Inflation is close to 100 percent. By September, pay had already risen 105 percent above 1985's level. Living costs went up much faster. By the year's end, they will be some 250 percent higher than last December.

Five years of static labor productivity, nearly 3,000 lossmaking economic enterprises, well over 1 million jobless, and a Western debt of $20 billion complete the overall picture.

But even more dangerous than the bleak economic situation are the differences from region to region. Here lies the casus belli between the republics and why most of them are fighting tooth and nail in Parliament this month to block far-reaching constitutional changes.

If ethnic differences overall are a potential minefield, disadvantaged Kosovo, with its largely Albanian population, is the fuse which is always near to igniting it. However Belgrade tries to ease the situation, the atmosphere in Kosovo (as this correspondent observed on a recent visit) still suggests it may not be enough to restrain extreme nationalist pressures for republican status. Yet any such move would be a ``call to arms'' for the more extreme Serbian nationalists whose clamor for a ``leading'' Serbian role, as in old Yugoslavia, is more shrill today than at any time since World War II.

A memorandum emanating recently from the Serbian Academy of Sciences caused an uproar in other republics by charging that Tito and his non-Serbian associates had devised self-management to favor Slovenia and Croatia at Serbia's expense. Pressure from the Yugoslav Communist Party forced the document's withdrawal, but not before its most sensitive points were leaked to the press to stir old fears here and in adjacent Croatia.

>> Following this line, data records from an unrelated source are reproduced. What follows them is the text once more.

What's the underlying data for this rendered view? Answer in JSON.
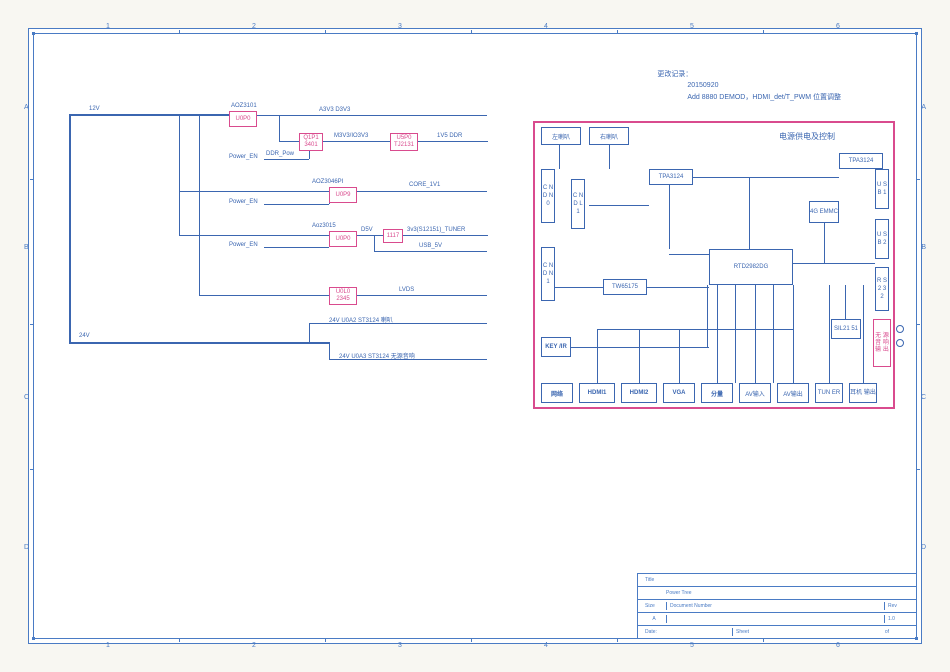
{
  "revision": {
    "title": "更改记录：",
    "date": "20150920",
    "desc": "Add 8880 DEMOD，HDMI_det/T_PWM 位置调整"
  },
  "zones": {
    "cols": [
      "1",
      "2",
      "3",
      "4",
      "5",
      "6"
    ],
    "rows": [
      "A",
      "B",
      "C",
      "D"
    ]
  },
  "rails": {
    "v12": "12V",
    "v24": "24V"
  },
  "blocks": {
    "u0p0": {
      "label": "U0P0",
      "ref": "AOZ3101"
    },
    "q1p1": {
      "label": "Q1P1\n3401"
    },
    "u5p0": {
      "label": "U5P0\nTJ2131"
    },
    "u0p9": {
      "label": "U0P9",
      "ref": "AOZ3046PI"
    },
    "u0p0b": {
      "label": "U0P0",
      "ref": "Aoz3015"
    },
    "u1117": {
      "label": "1117"
    },
    "u0l0": {
      "label": "U0L0\n2345"
    }
  },
  "nets": {
    "a3v3": "A3V3  D3V3",
    "m3v3": "M3V3/IO3V3",
    "ddr_pow": "DDR_Pow",
    "v1v5": "1V5  DDR",
    "pen": "Power_EN",
    "core": "CORE_1V1",
    "d5v": "D5V",
    "tuner": "3v3(S12151)_TUNER",
    "usb5v": "USB_5V",
    "lvds": "LVDS",
    "sp1": "24V  U0A2 ST3124    喇叭",
    "sp2": "24V  U0A3 ST3124   无源音响"
  },
  "board": {
    "spk_l": "左喇叭",
    "spk_r": "右喇叭",
    "pwr": "电源供电及控制",
    "tpa_l": "TPA3124",
    "tpa_r": "TPA3124",
    "emmc": "4G\nEMMC",
    "cndn0": "C\nN\nD\nN\n0",
    "cndl1": "C\nN\nD\nL\n1",
    "cndn1": "C\nN\nD\nN\n1",
    "rtd": "RTD2982DG",
    "tw651": "TW65175",
    "usb1": "U\nS\nB\n1",
    "usb2": "U\nS\nB\n2",
    "rs232": "R\nS\n2\n3\n2",
    "key": "KEY\n/IR",
    "sil": "SIL21\n51",
    "audio": "无\n源\n音\n响\n输\n出",
    "net": "网络",
    "hdmi1": "HDMI1",
    "hdmi2": "HDMI2",
    "vga": "VGA",
    "ypbpr": "分量",
    "avin": "AV输入",
    "avout": "AV输出",
    "tun": "TUN\nER",
    "hp": "耳机\n输出"
  },
  "title": {
    "t": "Title",
    "name": "Power Tree",
    "size": "Size",
    "a": "A",
    "doc": "Document Number",
    "rev": "Rev",
    "revn": "1.0",
    "date": "Date:",
    "sheet": "Sheet",
    "of": "of"
  }
}
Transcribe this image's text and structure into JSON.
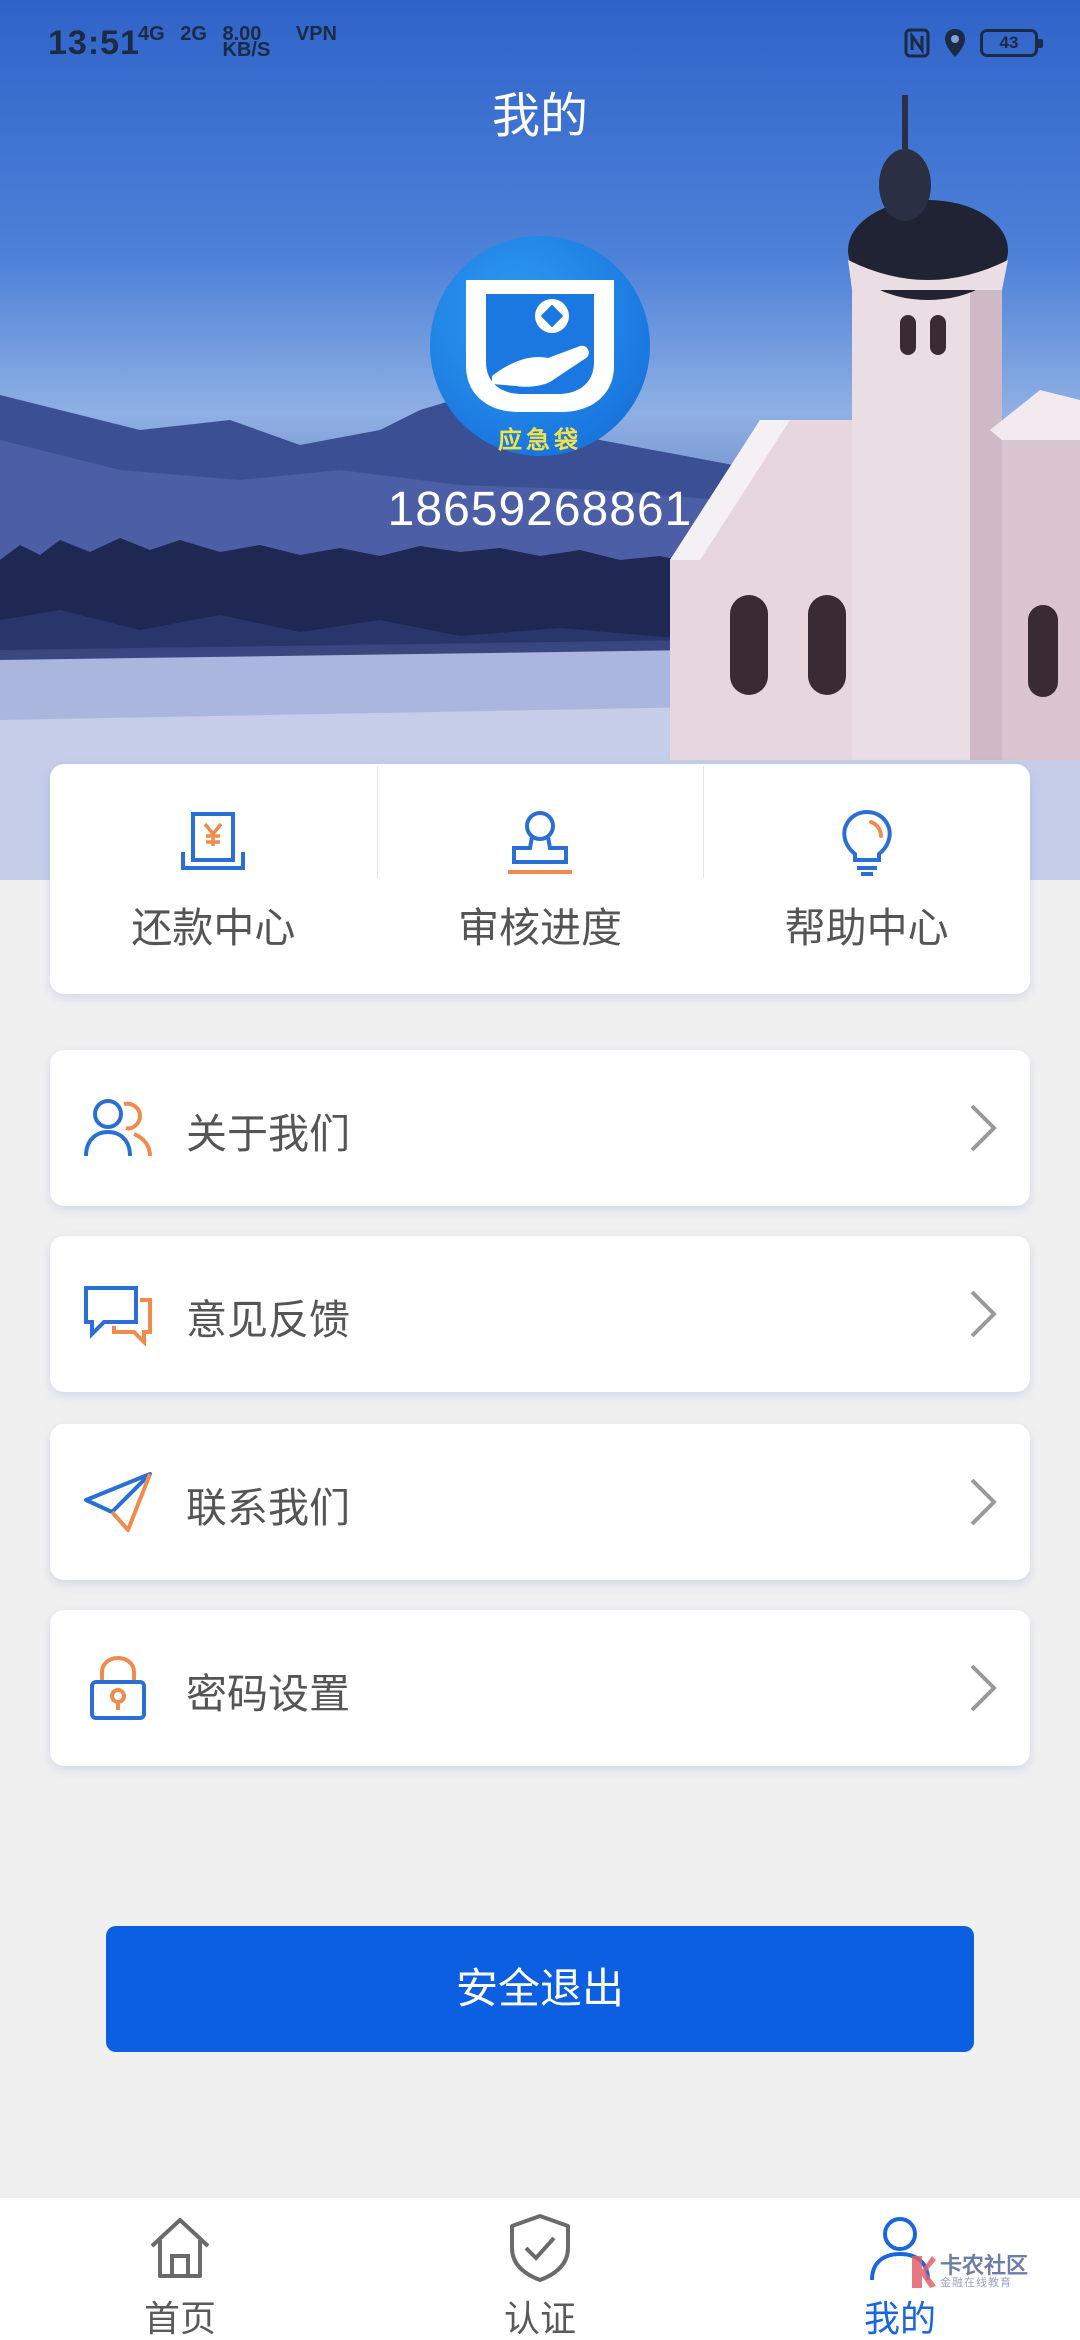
{
  "status_bar": {
    "time": "13:51",
    "network_1": "4G",
    "network_2": "2G",
    "speed_value": "8.00",
    "speed_unit": "KB/S",
    "vpn": "VPN",
    "battery": "43"
  },
  "header": {
    "title": "我的"
  },
  "profile": {
    "avatar_label": "应急袋",
    "phone": "18659268861"
  },
  "quick_actions": [
    {
      "label": "还款中心",
      "icon": "repayment-receipt-icon"
    },
    {
      "label": "审核进度",
      "icon": "stamp-icon"
    },
    {
      "label": "帮助中心",
      "icon": "lightbulb-icon"
    }
  ],
  "menu": [
    {
      "label": "关于我们",
      "icon": "users-icon"
    },
    {
      "label": "意见反馈",
      "icon": "chat-bubbles-icon"
    },
    {
      "label": "联系我们",
      "icon": "paper-plane-icon"
    },
    {
      "label": "密码设置",
      "icon": "lock-icon"
    }
  ],
  "logout_label": "安全退出",
  "tabs": [
    {
      "label": "首页",
      "icon": "home-icon"
    },
    {
      "label": "认证",
      "icon": "shield-check-icon"
    },
    {
      "label": "我的",
      "icon": "user-icon",
      "active": true
    }
  ],
  "watermark": {
    "title": "卡农社区",
    "subtitle": "金融在线教育"
  },
  "colors": {
    "primary_blue": "#0c5fe0",
    "icon_blue": "#2a6fd6",
    "icon_orange": "#f08b4f",
    "active_tab": "#1a66e0"
  }
}
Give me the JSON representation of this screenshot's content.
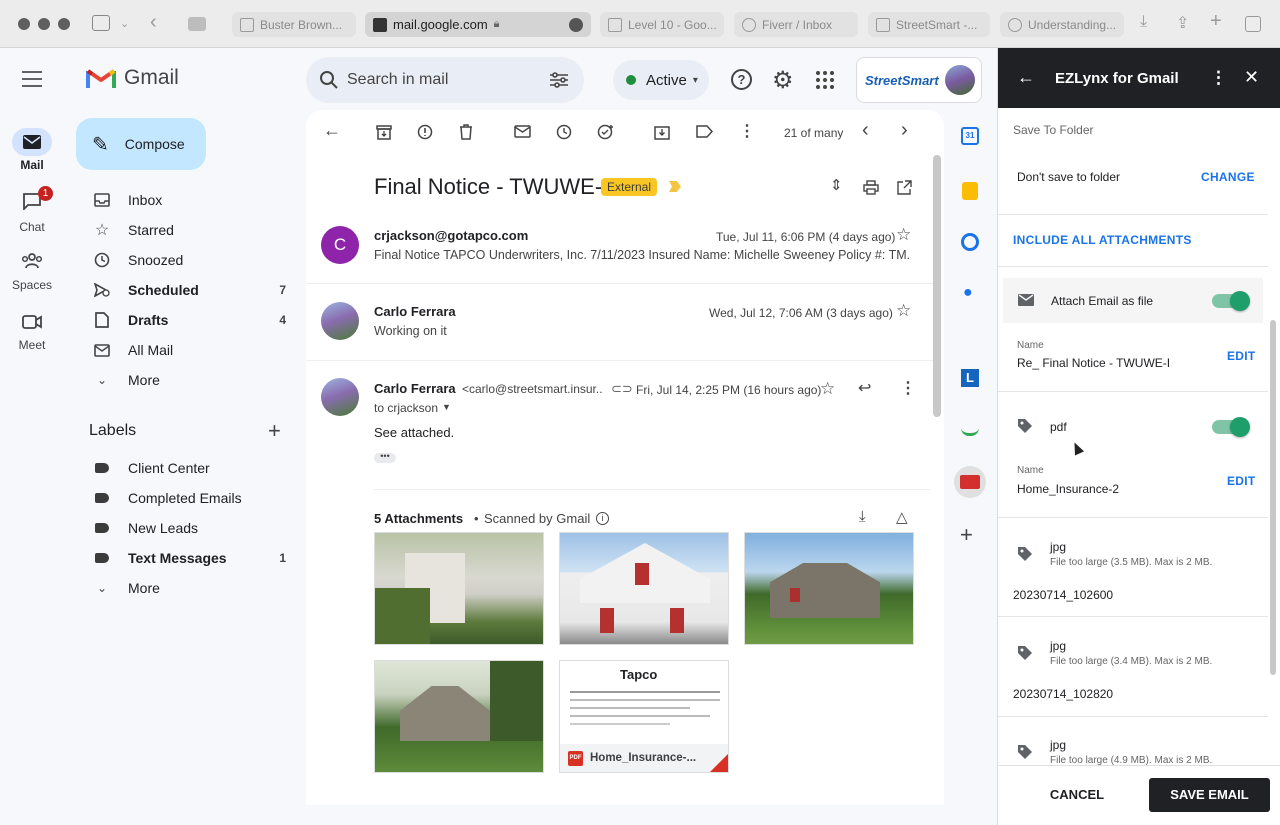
{
  "browser": {
    "tabs": [
      {
        "label": "Buster Brown..."
      },
      {
        "label": "mail.google.com"
      },
      {
        "label": "Level 10 - Goo..."
      },
      {
        "label": "Fiverr / Inbox"
      },
      {
        "label": "StreetSmart -..."
      },
      {
        "label": "Understanding..."
      }
    ]
  },
  "gmail": {
    "logo_text": "Gmail",
    "search_placeholder": "Search in mail",
    "status": "Active",
    "brand_badge": "StreetSmart",
    "rail": {
      "mail": "Mail",
      "chat": "Chat",
      "chat_badge": "1",
      "spaces": "Spaces",
      "meet": "Meet"
    },
    "compose": "Compose",
    "nav": [
      {
        "label": "Inbox",
        "count": ""
      },
      {
        "label": "Starred",
        "count": ""
      },
      {
        "label": "Snoozed",
        "count": ""
      },
      {
        "label": "Scheduled",
        "count": "7"
      },
      {
        "label": "Drafts",
        "count": "4"
      },
      {
        "label": "All Mail",
        "count": ""
      },
      {
        "label": "More",
        "count": ""
      }
    ],
    "labels_heading": "Labels",
    "labels": [
      {
        "label": "Client Center",
        "count": ""
      },
      {
        "label": "Completed Emails",
        "count": ""
      },
      {
        "label": "New Leads",
        "count": ""
      },
      {
        "label": "Text Messages",
        "count": "1"
      },
      {
        "label": "More",
        "count": ""
      }
    ]
  },
  "thread": {
    "pager": "21 of many",
    "subject": "Final Notice - TWUWE-I",
    "external_badge": "External",
    "messages": [
      {
        "avatar_letter": "C",
        "sender": "crjackson@gotapco.com",
        "date": "Tue, Jul 11, 6:06 PM (4 days ago)",
        "snippet": "Final Notice TAPCO Underwriters, Inc. 7/11/2023 Insured Name: Michelle Sweeney Policy #: TM..."
      },
      {
        "sender": "Carlo Ferrara",
        "date": "Wed, Jul 12, 7:06 AM (3 days ago)",
        "snippet": "Working on it"
      },
      {
        "sender": "Carlo Ferrara",
        "sender_email": "<carlo@streetsmart.insur...",
        "date": "Fri, Jul 14, 2:25 PM (16 hours ago)",
        "to": "to crjackson",
        "body": "See attached."
      }
    ],
    "attachments_title": "5 Attachments",
    "scanned": "Scanned by Gmail",
    "pdf_name": "Home_Insurance-...",
    "doc_brand": "Tapco"
  },
  "panel": {
    "title": "EZLynx for Gmail",
    "save_to_folder": "Save To Folder",
    "folder_value": "Don't save to folder",
    "change": "CHANGE",
    "include_all": "INCLUDE ALL ATTACHMENTS",
    "attach_email": "Attach Email as file",
    "name_label": "Name",
    "email_name": "Re_ Final Notice - TWUWE-I",
    "edit": "EDIT",
    "pdf_type": "pdf",
    "pdf_name": "Home_Insurance-2",
    "files": [
      {
        "type": "jpg",
        "note": "File too large (3.5 MB). Max is 2 MB.",
        "name": "20230714_102600"
      },
      {
        "type": "jpg",
        "note": "File too large (3.4 MB). Max is 2 MB.",
        "name": "20230714_102820"
      },
      {
        "type": "jpg",
        "note": "File too large (4.9 MB). Max is 2 MB."
      }
    ],
    "cancel": "CANCEL",
    "save_email": "SAVE EMAIL"
  },
  "colors": {
    "accent": "#1a73e8",
    "toggle": "#1e9e6a",
    "panel_header": "#202124",
    "external_badge": "#f9c623"
  }
}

The collective state presidency has produced a new set of constitutional amendments designed to strengthen federal authority, to reduce ``states rights'' (such as the veto), and to replace consensus with majority decisionmaking in matters of common Yugoslav interest.

``If we cannot get agreement for majority decisions in an integrated market and in other Yugoslav essentials,'' says an economist here, ``then the crisis cannot be resolved.''

It is going to take time in any event. Whatever the federal Parliament is persuaded to adopt this month must be endorsed by republican assemblies and their own constitutions must be amended to match.

It will take at least two years, the experts say. That is time enough for the economy to go on ``muddling through'' - but also time enough for one of the ethnic time bombs to go off.

Last of three articles. The previous articles appeared Dec. 9 and Dec. 15.